Entre 01-01-2013 e 31-12-2017, a ARRISCA beneficiou de apoios financeiros atribuídos por diversos departamentos e serviços dependentes do Governo Regional, titulados por um conjunto muito diversificado de instrumentos, na sua maioria de natureza contratual, enquadrados em três áreas de intervenção.
Os apoios financeiros públicos contratualizados ascenderam a 6 264,9 milhares de euros, destacando-se os atribuídos no domínio da ação social, com cerca de 60% do total.
Em execução dos instrumentos contratuais celebrados, foram realizadas transferências para a ARRISCA no montante global de 6 187 481,28 euros , correspondendo a um grau de execução de 98,76%.
Com base nos elementos documentais recolhidos, conclui-se que, no período abrangido pela auditoria, foram afetados anualmente à ARRISCA recursos públicos no montante de cerca de 1,237 milhares de euros, distribuídos essencialmente por duas áreas de intervenção: ação social e saúde.
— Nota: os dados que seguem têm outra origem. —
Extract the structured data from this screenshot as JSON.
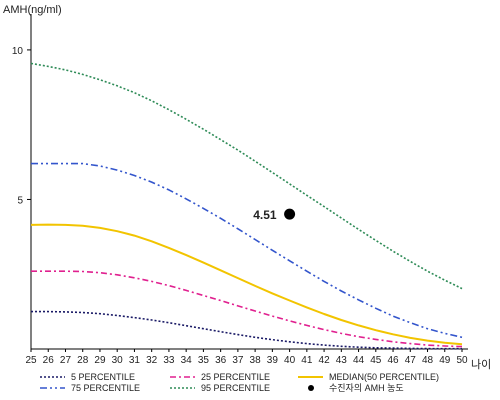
{
  "chart_data": {
    "type": "line",
    "ylabel": "AMH(ng/ml)",
    "xlabel": "나이",
    "xlim": [
      25,
      50
    ],
    "ylim": [
      0,
      11
    ],
    "x_ticks": [
      25,
      26,
      27,
      28,
      29,
      30,
      31,
      32,
      33,
      34,
      35,
      36,
      37,
      38,
      39,
      40,
      41,
      42,
      43,
      44,
      45,
      46,
      47,
      48,
      49,
      50
    ],
    "y_ticks": [
      5,
      10
    ],
    "grid": false,
    "legend_position": "bottom",
    "x": [
      25,
      26,
      27,
      28,
      29,
      30,
      31,
      32,
      33,
      34,
      35,
      36,
      37,
      38,
      39,
      40,
      41,
      42,
      43,
      44,
      45,
      46,
      47,
      48,
      49,
      50
    ],
    "series": [
      {
        "name": "5 PERCENTILE",
        "color": "#1a1a66",
        "dash": "2,2",
        "values": [
          1.25,
          1.25,
          1.24,
          1.22,
          1.18,
          1.12,
          1.05,
          0.97,
          0.88,
          0.78,
          0.68,
          0.58,
          0.48,
          0.39,
          0.31,
          0.24,
          0.18,
          0.13,
          0.09,
          0.06,
          0.04,
          0.03,
          0.02,
          0.015,
          0.01,
          0.01
        ]
      },
      {
        "name": "25 PERCENTILE",
        "color": "#e0208f",
        "dash": "6,3,2,3",
        "values": [
          2.6,
          2.6,
          2.6,
          2.59,
          2.55,
          2.48,
          2.38,
          2.26,
          2.12,
          1.96,
          1.79,
          1.62,
          1.44,
          1.27,
          1.1,
          0.94,
          0.79,
          0.65,
          0.52,
          0.41,
          0.32,
          0.24,
          0.18,
          0.13,
          0.1,
          0.08
        ]
      },
      {
        "name": "MEDIAN(50 PERCENTILE)",
        "color": "#f2c400",
        "dash": "",
        "values": [
          4.15,
          4.16,
          4.15,
          4.12,
          4.05,
          3.94,
          3.79,
          3.6,
          3.38,
          3.14,
          2.89,
          2.63,
          2.37,
          2.11,
          1.86,
          1.62,
          1.39,
          1.17,
          0.97,
          0.79,
          0.63,
          0.49,
          0.37,
          0.28,
          0.21,
          0.16
        ]
      },
      {
        "name": "75 PERCENTILE",
        "color": "#3355cc",
        "dash": "7,3,2,3,2,3",
        "values": [
          6.2,
          6.2,
          6.2,
          6.2,
          6.12,
          5.98,
          5.8,
          5.58,
          5.32,
          5.02,
          4.7,
          4.37,
          4.02,
          3.66,
          3.3,
          2.95,
          2.6,
          2.26,
          1.94,
          1.64,
          1.36,
          1.1,
          0.88,
          0.68,
          0.52,
          0.39
        ]
      },
      {
        "name": "95 PERCENTILE",
        "color": "#2e8b57",
        "dash": "2,2",
        "values": [
          9.55,
          9.45,
          9.33,
          9.18,
          9.0,
          8.8,
          8.57,
          8.3,
          8.0,
          7.68,
          7.35,
          7.0,
          6.65,
          6.28,
          5.9,
          5.52,
          5.14,
          4.76,
          4.38,
          4.0,
          3.63,
          3.27,
          2.93,
          2.6,
          2.3,
          2.02
        ]
      }
    ],
    "patient_point": {
      "name": "수진자의 AMH 농도",
      "x": 40,
      "y": 4.51,
      "label": "4.51",
      "color": "#000000"
    },
    "legend_order": [
      [
        "5 PERCENTILE",
        "25 PERCENTILE",
        "MEDIAN(50 PERCENTILE)"
      ],
      [
        "75 PERCENTILE",
        "95 PERCENTILE",
        "수진자의 AMH 농도"
      ]
    ]
  }
}
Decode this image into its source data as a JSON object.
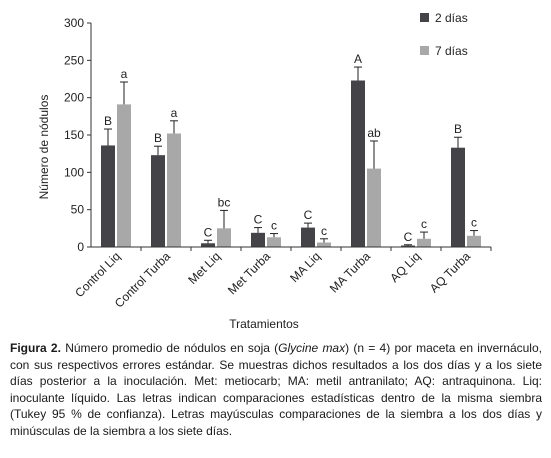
{
  "chart_data": {
    "type": "bar",
    "ylabel": "Número de nódulos",
    "xlabel": "Tratamientos",
    "ylim": [
      0,
      300
    ],
    "yticks": [
      0,
      50,
      100,
      150,
      200,
      250,
      300
    ],
    "categories": [
      "Control Liq",
      "Control Turba",
      "Met Liq",
      "Met Turba",
      "MA Liq",
      "MA Turba",
      "AQ Liq",
      "AQ Turba"
    ],
    "series": [
      {
        "name": "2 días",
        "color": "#444448",
        "values": [
          136,
          123,
          5,
          19,
          26,
          223,
          2,
          133
        ],
        "errors": [
          22,
          12,
          4,
          7,
          6,
          18,
          1,
          14
        ],
        "letters": [
          "B",
          "B",
          "C",
          "C",
          "C",
          "A",
          "C",
          "B"
        ]
      },
      {
        "name": "7 días",
        "color": "#a8a8a8",
        "values": [
          191,
          152,
          25,
          13,
          6,
          105,
          11,
          15
        ],
        "errors": [
          30,
          17,
          24,
          5,
          5,
          37,
          9,
          7
        ],
        "letters": [
          "a",
          "a",
          "bc",
          "c",
          "c",
          "ab",
          "c",
          "c"
        ]
      }
    ],
    "legend_position": "top-right",
    "grid": false
  },
  "caption": {
    "label": "Figura 2.",
    "text_before_italic": " Número promedio de nódulos en soja (",
    "italic": "Glycine max",
    "text_after_italic": ")  (n = 4) por maceta en invernáculo, con sus respectivos errores estándar. Se muestras dichos resultados a los dos días y a los siete días posterior a la inoculación. Met: metiocarb; MA: metil antranilato; AQ: antraquinona. Liq: inoculante líquido. Las letras indican comparaciones estadísticas dentro de la misma siembra (Tukey 95 % de confianza).  Letras mayúsculas comparaciones de la siembra a los dos días y minúsculas de la siembra a los siete días."
  }
}
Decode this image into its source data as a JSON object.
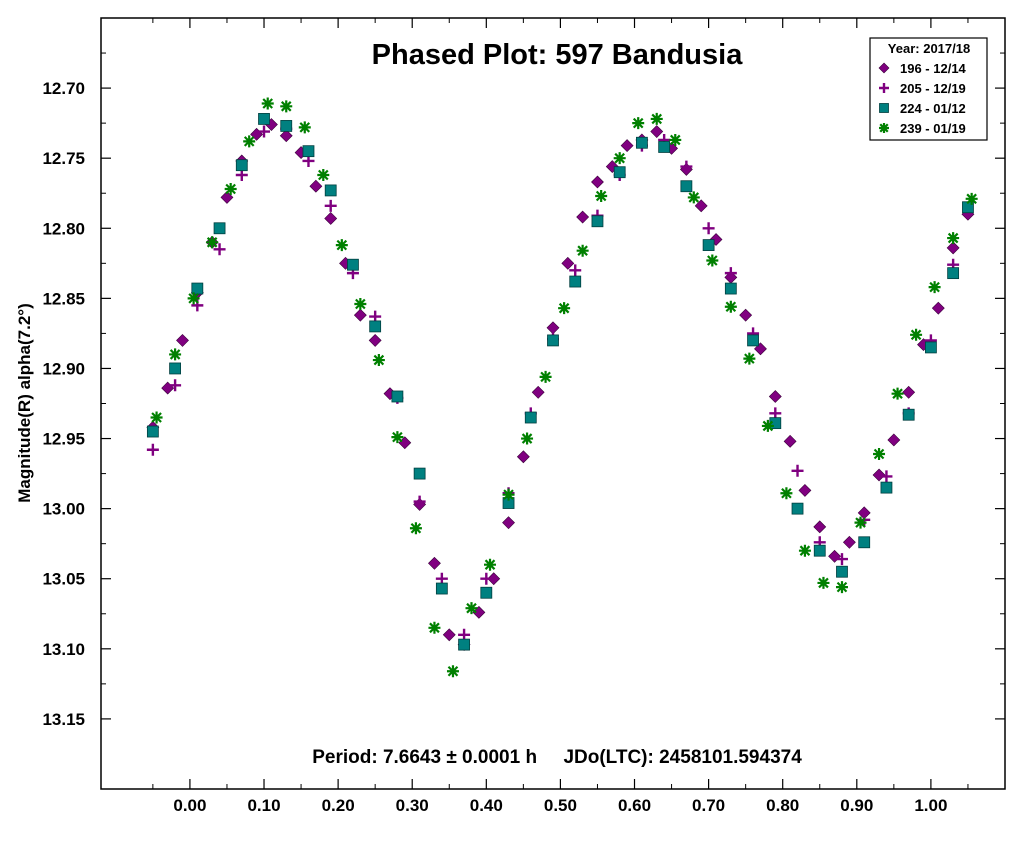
{
  "chart_data": {
    "type": "scatter",
    "title": "Phased Plot: 597 Bandusia",
    "xlabel": "",
    "ylabel": "Magnitude(R) alpha(7.2°)",
    "xlim": [
      -0.12,
      1.1
    ],
    "ylim": [
      13.2,
      12.65
    ],
    "y_inverted": true,
    "grid": false,
    "legend_position": "top-right",
    "legend_title": "Year: 2017/18",
    "annotation": "Period: 7.6643 ± 0.0001 h     JDo(LTC): 2458101.594374",
    "x_ticks": [
      0.0,
      0.1,
      0.2,
      0.3,
      0.4,
      0.5,
      0.6,
      0.7,
      0.8,
      0.9,
      1.0
    ],
    "x_tick_labels": [
      "0.00",
      "0.10",
      "0.20",
      "0.30",
      "0.40",
      "0.50",
      "0.60",
      "0.70",
      "0.80",
      "0.90",
      "1.00"
    ],
    "y_ticks": [
      12.7,
      12.75,
      12.8,
      12.85,
      12.9,
      12.95,
      13.0,
      13.05,
      13.1,
      13.15
    ],
    "y_tick_labels": [
      "12.70",
      "12.75",
      "12.80",
      "12.85",
      "12.90",
      "12.95",
      "13.00",
      "13.05",
      "13.10",
      "13.15"
    ],
    "series": [
      {
        "name": "196 - 12/14",
        "marker": "diamond",
        "color": "#800080",
        "x": [
          -0.05,
          -0.03,
          -0.01,
          0.01,
          0.03,
          0.05,
          0.07,
          0.09,
          0.11,
          0.13,
          0.15,
          0.17,
          0.19,
          0.21,
          0.23,
          0.25,
          0.27,
          0.29,
          0.31,
          0.33,
          0.35,
          0.37,
          0.39,
          0.41,
          0.43,
          0.45,
          0.47,
          0.49,
          0.51,
          0.53,
          0.55,
          0.57,
          0.59,
          0.61,
          0.63,
          0.65,
          0.67,
          0.69,
          0.71,
          0.73,
          0.75,
          0.77,
          0.79,
          0.81,
          0.83,
          0.85,
          0.87,
          0.89,
          0.91,
          0.93,
          0.95,
          0.97,
          0.99,
          1.01,
          1.03,
          1.05
        ],
        "y": [
          12.942,
          12.914,
          12.88,
          12.846,
          12.81,
          12.778,
          12.752,
          12.733,
          12.726,
          12.734,
          12.746,
          12.77,
          12.793,
          12.825,
          12.862,
          12.88,
          12.918,
          12.953,
          12.997,
          13.039,
          13.09,
          13.097,
          13.074,
          13.05,
          13.01,
          12.963,
          12.917,
          12.871,
          12.825,
          12.792,
          12.767,
          12.756,
          12.741,
          12.737,
          12.731,
          12.743,
          12.758,
          12.784,
          12.808,
          12.835,
          12.862,
          12.886,
          12.92,
          12.952,
          12.987,
          13.013,
          13.034,
          13.024,
          13.003,
          12.976,
          12.951,
          12.917,
          12.883,
          12.857,
          12.814,
          12.79
        ]
      },
      {
        "name": "205 - 12/19",
        "marker": "plus",
        "color": "#800080",
        "x": [
          -0.05,
          -0.02,
          0.01,
          0.04,
          0.07,
          0.1,
          0.13,
          0.16,
          0.19,
          0.22,
          0.25,
          0.28,
          0.31,
          0.34,
          0.37,
          0.4,
          0.43,
          0.46,
          0.49,
          0.52,
          0.55,
          0.58,
          0.61,
          0.64,
          0.67,
          0.7,
          0.73,
          0.76,
          0.79,
          0.82,
          0.85,
          0.88,
          0.91,
          0.94,
          0.97,
          1.0,
          1.03
        ],
        "y": [
          12.958,
          12.912,
          12.855,
          12.815,
          12.762,
          12.731,
          12.729,
          12.752,
          12.784,
          12.832,
          12.863,
          12.921,
          12.995,
          13.05,
          13.09,
          13.05,
          12.989,
          12.932,
          12.879,
          12.83,
          12.791,
          12.762,
          12.741,
          12.737,
          12.756,
          12.8,
          12.832,
          12.875,
          12.932,
          12.973,
          13.024,
          13.036,
          13.008,
          12.977,
          12.932,
          12.88,
          12.826
        ]
      },
      {
        "name": "224 - 01/12",
        "marker": "square",
        "color": "#008080",
        "x": [
          -0.05,
          -0.02,
          0.01,
          0.04,
          0.07,
          0.1,
          0.13,
          0.16,
          0.19,
          0.22,
          0.25,
          0.28,
          0.31,
          0.34,
          0.37,
          0.4,
          0.43,
          0.46,
          0.49,
          0.52,
          0.55,
          0.58,
          0.61,
          0.64,
          0.67,
          0.7,
          0.73,
          0.76,
          0.79,
          0.82,
          0.85,
          0.88,
          0.91,
          0.94,
          0.97,
          1.0,
          1.03,
          1.05
        ],
        "y": [
          12.945,
          12.9,
          12.843,
          12.8,
          12.755,
          12.722,
          12.727,
          12.745,
          12.773,
          12.826,
          12.87,
          12.92,
          12.975,
          13.057,
          13.097,
          13.06,
          12.996,
          12.935,
          12.88,
          12.838,
          12.795,
          12.76,
          12.739,
          12.742,
          12.77,
          12.812,
          12.843,
          12.88,
          12.939,
          13.0,
          13.03,
          13.045,
          13.024,
          12.985,
          12.933,
          12.885,
          12.832,
          12.785
        ]
      },
      {
        "name": "239 - 01/19",
        "marker": "asterisk",
        "color": "#008000",
        "x": [
          -0.045,
          -0.02,
          0.005,
          0.03,
          0.055,
          0.08,
          0.105,
          0.13,
          0.155,
          0.18,
          0.205,
          0.23,
          0.255,
          0.28,
          0.305,
          0.33,
          0.355,
          0.38,
          0.405,
          0.43,
          0.455,
          0.48,
          0.505,
          0.53,
          0.555,
          0.58,
          0.605,
          0.63,
          0.655,
          0.68,
          0.705,
          0.73,
          0.755,
          0.78,
          0.805,
          0.83,
          0.855,
          0.88,
          0.905,
          0.93,
          0.955,
          0.98,
          1.005,
          1.03,
          1.055
        ],
        "y": [
          12.935,
          12.89,
          12.85,
          12.81,
          12.772,
          12.738,
          12.711,
          12.713,
          12.728,
          12.762,
          12.812,
          12.854,
          12.894,
          12.949,
          13.014,
          13.085,
          13.116,
          13.071,
          13.04,
          12.99,
          12.95,
          12.906,
          12.857,
          12.816,
          12.777,
          12.75,
          12.725,
          12.722,
          12.737,
          12.778,
          12.823,
          12.856,
          12.893,
          12.941,
          12.989,
          13.03,
          13.053,
          13.056,
          13.01,
          12.961,
          12.918,
          12.876,
          12.842,
          12.807,
          12.779
        ]
      }
    ]
  }
}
Secretaria da Solidariedade não
 auditava as contas da Arrisca

De acordo com informação prestada pela então Secretaria Regional da Solidariedade Social, os acordos de cooperação de funcionamento destinaram-se a comparticipar despesas com pessoal e funcionamento, no âmbito das ações desenvolvidas pela ARRISCA – correspondendo as despesas de pessoal a 505,4 mil euros (71% do total) e as despesas de funcionamento a 206,2 mil euros.
A partir de 2014, com a transição dos acordos de cooperação de funcionamento para os contratos de cooperação - valor cliente, deixou de ser possível fazer esta desagregação, uma vez que o financiamento passou a assentar nos serviços prestados e não nas despesas realizadas.
Em conformidade com o respetivo regime legal, os contratos de cooperação celebrados previam a realização de ações de fiscalização e de auditorias aos serviços e equipamentos de apoio social da ARRISCA, pela então Secretaria Regional da Solidariedade Social.
Solicitou-se à referida entidade a remessa dos relatórios de auditorias técnicas e financeiras ou de acompanhamento operacional, realizados no âmbito da execução dos acordos de cooperação de funcionamento/contratos de cooperação - valor cliente , tendo a mesma informado que «Não foram realizadas auditorias técnicas e financeiras à ARRISCA» e esclarecido que «O acompanhamento operacional é efetuado com base no sistema de informação e apoio à decisão social (SIADS)» .
O registo no SIADS é uma das obrigações da ARRISCA prevista nos contratos celebrados, obrigando-se esta «a proceder ao registo dos clientes efetivos no SIADS na última semana de cada mês».
Consultado o SIADS, com o propósito de aferir o número de utentes efetivos em cada valência, concluiu-se que o sistema não permite obter com precisão este dado.
Ao tentar visualizar o histórico dos utentes, e tendo em conta que o mesmo contrato teve, em alguns anos, finalidades distintas, o SIADS reporta sempre a informação do número de utentes à finalidade que o contrato visa financiar no momento da consulta.

Gastos com pessoal

Os gastos oscilaram entre os 1,5 e 1,3 milhões de euros, sendo, ao longo de todo o período analisado, superiores aos rendimentos, originando resultados operacionais negativos.
Destacam-se os gastos de pessoal, que representam, em 2013, cerca de 66% do total, e, em 2017, cerca de 77% do total.
Seguem-se os fornecimentos e serviços externos, que incluem o pagamento a trabalhadores independentes, cujo peso oscilou entre 19%, em 2016, e 22%, em 2015.
De acordo com as informações prestadas pela ARRISCA, os apoios financeiros recebidos foram maioritariamente aplicados em despesas com pessoal, atingindo 5,1 milhões de euros (82,6%).
Os gastos de funcionamento foram financiados em 267,4 mil euros (4,3%) e os de investimento em 10,2 mil euros (0,2%).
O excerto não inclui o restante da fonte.